Afortunadamente le dijo que no, porque "tenía que practicar": el latín lo tenía bastante oxidado. Gallio puso sobre la barra del bar una moneda romana dorada, prácticamente recién acuñada. Armando la reconoció enseguida: era un áureo de Trajano. Aquello podía venderse por 7.000 euros o más, aunque si conseguía sacarla del Ministerio, él no tenía ni la más mínima intención de desprenderse de ella, ni por todo el oro del mundo. Sería la joya de su colección.
- Dile a tu jefe -susurró Armando echando el trapo encima de la moneda de oro esperando que nadie la hubiera visto, y empezando a garabatear una nota en el bloc sin dejar de hablar-, que le doy las gracias. Y que con esto estamos en paz: que cuente con dos garrafas de chocolate caliente y seis bandejas de churros para la próxima Juvenalia.
Arrancó el papel del bloc y se lo dio a Gallio.
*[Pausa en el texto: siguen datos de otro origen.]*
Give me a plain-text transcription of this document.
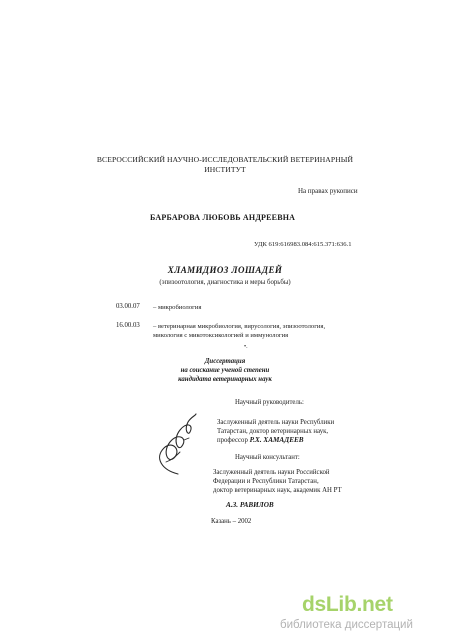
ВСЕРОССИЙСКИЙ НАУЧНО-ИССЛЕДОВАТЕЛЬСКИЙ ВЕТЕРИНАРНЫЙ
ИНСТИТУТ
На правах рукописи
БАРБАРОВА ЛЮБОВЬ АНДРЕЕВНА
УДК 619:616983.084:615.371:636.1
ХЛАМИДИОЗ ЛОШАДЕЙ
(эпизоотология, диагностика и меры борьбы)
03.00.07 – микробиология
16.00.03 – ветеринарная микробиология, вирусология, эпизоотология,
микология с микотоксикологией и иммунология
•.
Диссертация
на соискание ученой степени
кандидата ветеринарных наук
Научный руководитель:
Заслуженный деятель науки Республики
Татарстан, доктор ветеринарных наук,
профессор Р.Х. ХАМАДЕЕВ
Научный консультант:
Заслуженный деятель науки Российской
Федерации и Республики Татарстан,
доктор ветеринарных наук, академик АН РТ
А.З. РАВИЛОВ
Казань – 2002
dsLib.net
библиотека диссертаций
Ponía "En la cafetería han empezado a hablar de Babel".
- Gratias ago -respondió Gallio, memorizando aquellas palabras como le habían instruido y comiéndose a continuación el papelito. Y salió de la cafetería de nuevo hacia su puerta, para transmitir textualmente la frase a su señor.
Armando escuchaba lo justo, pero le habían dicho que prestara mucha atención si cierta palabra concreta comenzaba a mencionarse en las conversaciones de los jefes del Ministerio, y si él la oía... era casi imposible no fijarse. ¿Estaba traicionándoles con esta minucia? ¿Era ese el destino de todos los Armandos?